European countries score poorly on healthy food environment policies: immediate action is needed

Published on
December 7, 2022

In eleven European countries, governments should make a larger effort to support people to eat healthy by creating healthy food environments, such as raising taxes on unhealthy food or abolishing unhealthy food marketing aimed at children.

This can be read in the The Lancet Regional Health – Europe publication ‘Policy Implementation and priorities to create healthy food environments using the Healthy Food Environment Policy Index (Food-EPI): A pooled level analysis across eleven European Countries’.

Dr Maartje Poelman, one of the leading authors at Wageningen University & Research: "This study shows that urgent action is needed within Europe to create healthy food environments, although it also makes clear that some countries perform better than others. If we really want to prevent overweight and diet-related chronic diseases, collective primary prevention strategies are a necessity. Such structural measures provide larger health benefits at population level."

About the study on effective policies to prevent diet-related diseases

This study is the first to conduct a pooled analysis to assess the overall picture of policies in eleven European countries using the Food Environment Policy Index (Food-EPI). It visualises the different levels of implementation of food environment policies within and between different European countries and identified what actions national governments in each country should take. The Food-EPI consists of seven policy domains that represent key aspects of food environments are highlighted: food composition, food labelling, food promotion, food prices, food provision and food retail and 24 indicators referencing policy support domains, divided into the categories of leadership, governance, monitoring, funding, platforms for interaction, and health-in-all policies.

Low level of policy implementation in the Netherlands

Apart from Finland, Norway, and Portugal, all countries have predominantly ‘low’ to ‘very low’ implementation scores for policies which directly shape food environments. Also, The Netherlands, Spain, and Germany are at the bottom of the list when it comes to creating policies directly aimed at creating healthy food environments.

Experts in the eleven countries recommend immediate action in Europe. Across the eleven participating countries, a total of 212 actions are proposed to create healthy food environments. This could mean setting standards for nutrients of concern in processed foods and the improvement of school food environments, such as the inclusion of the provision of healthy school meals and foods. Also, pricing strategies such as subsidising fruit and vegetables or the taxation of foods not contributing to a healthy diet or restrictions on unhealthy food marketing to children are proposed in a number of countries.

Main outcomes

In most countries the top recommended actions for national governments include:

  • the implementation of price increases on unhealthy foods and beverages.
  • the implementation of nutrition standards in schools, including the provision of healthy school meals and foods.
  • to increase the national budget for primary prevention and health protection strategies.

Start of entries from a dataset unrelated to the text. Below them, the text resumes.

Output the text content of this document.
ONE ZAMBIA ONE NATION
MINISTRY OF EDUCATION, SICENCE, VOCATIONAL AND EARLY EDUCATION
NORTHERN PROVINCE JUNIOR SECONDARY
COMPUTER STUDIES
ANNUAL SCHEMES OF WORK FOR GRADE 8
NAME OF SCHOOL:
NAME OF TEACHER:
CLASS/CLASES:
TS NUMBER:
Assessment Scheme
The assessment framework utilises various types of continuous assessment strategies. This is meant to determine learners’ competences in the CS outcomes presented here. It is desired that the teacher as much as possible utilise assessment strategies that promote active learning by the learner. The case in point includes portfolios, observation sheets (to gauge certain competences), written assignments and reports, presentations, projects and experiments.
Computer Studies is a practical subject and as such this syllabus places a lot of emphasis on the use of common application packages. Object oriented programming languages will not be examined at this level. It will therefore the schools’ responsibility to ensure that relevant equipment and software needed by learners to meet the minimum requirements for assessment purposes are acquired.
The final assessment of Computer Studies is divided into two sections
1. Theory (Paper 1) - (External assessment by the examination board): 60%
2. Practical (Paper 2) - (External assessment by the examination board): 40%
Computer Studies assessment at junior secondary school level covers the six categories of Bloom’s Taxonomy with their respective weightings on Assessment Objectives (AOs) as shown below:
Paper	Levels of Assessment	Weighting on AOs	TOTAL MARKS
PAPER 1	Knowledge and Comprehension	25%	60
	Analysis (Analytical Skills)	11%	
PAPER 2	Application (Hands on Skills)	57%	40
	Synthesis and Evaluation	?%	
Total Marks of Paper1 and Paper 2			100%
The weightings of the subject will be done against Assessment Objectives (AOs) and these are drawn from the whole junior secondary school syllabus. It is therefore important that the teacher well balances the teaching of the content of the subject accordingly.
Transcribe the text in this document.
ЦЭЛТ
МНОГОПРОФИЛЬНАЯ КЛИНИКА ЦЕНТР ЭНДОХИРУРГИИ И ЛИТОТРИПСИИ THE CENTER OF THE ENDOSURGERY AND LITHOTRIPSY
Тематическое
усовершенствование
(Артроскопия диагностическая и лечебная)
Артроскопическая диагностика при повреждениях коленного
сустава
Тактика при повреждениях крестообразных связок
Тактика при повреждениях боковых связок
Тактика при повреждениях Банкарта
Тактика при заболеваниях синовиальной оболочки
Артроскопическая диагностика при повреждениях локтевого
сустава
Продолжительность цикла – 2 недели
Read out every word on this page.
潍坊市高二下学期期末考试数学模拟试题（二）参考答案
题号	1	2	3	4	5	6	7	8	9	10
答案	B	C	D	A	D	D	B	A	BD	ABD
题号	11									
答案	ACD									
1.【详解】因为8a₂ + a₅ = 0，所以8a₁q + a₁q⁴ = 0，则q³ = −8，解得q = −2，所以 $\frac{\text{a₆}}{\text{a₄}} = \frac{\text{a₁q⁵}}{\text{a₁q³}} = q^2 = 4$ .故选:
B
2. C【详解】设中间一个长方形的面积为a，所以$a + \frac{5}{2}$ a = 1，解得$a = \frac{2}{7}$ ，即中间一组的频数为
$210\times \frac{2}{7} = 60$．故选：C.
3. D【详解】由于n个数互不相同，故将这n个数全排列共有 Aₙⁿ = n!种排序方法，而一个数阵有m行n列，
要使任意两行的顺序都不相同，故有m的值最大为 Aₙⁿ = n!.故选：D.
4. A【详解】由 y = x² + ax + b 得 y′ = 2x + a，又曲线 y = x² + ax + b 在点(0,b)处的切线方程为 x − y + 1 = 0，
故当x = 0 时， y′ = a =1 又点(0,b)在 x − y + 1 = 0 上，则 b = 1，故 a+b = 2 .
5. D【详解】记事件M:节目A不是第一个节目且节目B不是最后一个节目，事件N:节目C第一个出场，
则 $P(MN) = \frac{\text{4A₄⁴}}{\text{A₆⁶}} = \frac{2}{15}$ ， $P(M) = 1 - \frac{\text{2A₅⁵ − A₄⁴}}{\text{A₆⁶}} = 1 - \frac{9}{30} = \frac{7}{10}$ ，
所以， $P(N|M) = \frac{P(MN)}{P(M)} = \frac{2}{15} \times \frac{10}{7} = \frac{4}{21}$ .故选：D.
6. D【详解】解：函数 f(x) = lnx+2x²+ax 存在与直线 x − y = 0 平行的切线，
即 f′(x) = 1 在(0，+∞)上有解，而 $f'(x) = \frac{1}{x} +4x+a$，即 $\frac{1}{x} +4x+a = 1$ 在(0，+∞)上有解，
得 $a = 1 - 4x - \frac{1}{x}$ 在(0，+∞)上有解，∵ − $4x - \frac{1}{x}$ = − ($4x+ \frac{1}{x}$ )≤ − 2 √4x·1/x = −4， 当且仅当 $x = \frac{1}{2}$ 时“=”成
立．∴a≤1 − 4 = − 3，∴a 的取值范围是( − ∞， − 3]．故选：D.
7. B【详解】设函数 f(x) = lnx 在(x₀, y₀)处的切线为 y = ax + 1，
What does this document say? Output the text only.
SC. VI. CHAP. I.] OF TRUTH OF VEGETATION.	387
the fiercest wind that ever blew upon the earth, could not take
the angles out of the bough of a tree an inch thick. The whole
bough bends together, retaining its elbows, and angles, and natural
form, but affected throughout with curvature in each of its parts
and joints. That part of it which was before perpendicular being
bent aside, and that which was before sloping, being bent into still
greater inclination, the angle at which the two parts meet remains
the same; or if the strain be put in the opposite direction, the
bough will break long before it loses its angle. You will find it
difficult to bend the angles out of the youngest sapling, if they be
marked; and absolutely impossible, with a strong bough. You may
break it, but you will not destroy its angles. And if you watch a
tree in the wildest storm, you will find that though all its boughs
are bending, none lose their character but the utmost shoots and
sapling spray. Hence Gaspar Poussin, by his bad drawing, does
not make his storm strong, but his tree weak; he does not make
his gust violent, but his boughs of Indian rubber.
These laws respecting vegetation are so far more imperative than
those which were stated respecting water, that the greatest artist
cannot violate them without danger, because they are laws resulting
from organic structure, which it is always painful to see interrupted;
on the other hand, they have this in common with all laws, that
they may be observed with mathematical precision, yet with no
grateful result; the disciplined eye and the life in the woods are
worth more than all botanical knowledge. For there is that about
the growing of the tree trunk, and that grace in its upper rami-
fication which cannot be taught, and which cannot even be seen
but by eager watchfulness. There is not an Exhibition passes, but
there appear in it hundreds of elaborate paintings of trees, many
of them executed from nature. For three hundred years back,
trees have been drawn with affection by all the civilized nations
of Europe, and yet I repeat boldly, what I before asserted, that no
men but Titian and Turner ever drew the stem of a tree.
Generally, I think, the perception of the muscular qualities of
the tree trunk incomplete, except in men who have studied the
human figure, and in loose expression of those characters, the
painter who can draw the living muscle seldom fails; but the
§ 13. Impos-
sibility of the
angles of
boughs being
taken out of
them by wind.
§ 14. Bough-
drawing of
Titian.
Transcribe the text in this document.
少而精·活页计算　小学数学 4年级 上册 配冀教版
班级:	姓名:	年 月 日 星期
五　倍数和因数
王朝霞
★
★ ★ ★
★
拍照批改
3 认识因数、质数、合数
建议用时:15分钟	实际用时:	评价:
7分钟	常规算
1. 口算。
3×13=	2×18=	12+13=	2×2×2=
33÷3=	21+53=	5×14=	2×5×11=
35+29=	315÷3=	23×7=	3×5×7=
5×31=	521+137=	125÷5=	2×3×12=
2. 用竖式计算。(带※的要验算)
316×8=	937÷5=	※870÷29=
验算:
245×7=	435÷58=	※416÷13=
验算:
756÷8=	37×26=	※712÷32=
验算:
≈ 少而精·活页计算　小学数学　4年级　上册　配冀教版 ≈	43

In half of the countries the top recommended actions for national governments are:

  • a ban on marketing of foods for children that fall outside the healthy dietary guidelines.
  • to demonstrate leadership and commitment to obesity prevention, for example to develop of a government wide, national prevention agreement and implementation plan.
In this European study the previous outcomes of the Netherlands Food-EPI study were integrated. The study was conducted by Dr Maartje Poelman (Wageningen University & Research), Sanne Djojosoeparto and Dr Carlijn Kamphuis (Utrecht University). As part of this study, they examined national government policy on food environments. The researchers asked 28 independent Dutch experts at universities, local authorities, and health and civil society organisations to make assessments based on policy indicators referencing national government policy on the creation of a healthy food environment and policy support domains. The project was part of two EU funded consortia: the Policy Evaluation Network (PEN) to advance the evidence base for public policies impacting on dietary behavior, physical activity, and sedentary behavior in Europe (JPI Healthy Diet for a Healthy Life) and the Science & Technology in childhood Obesity Policy (STOP), a Horizon 2020-funded project to tackle childhood obesity.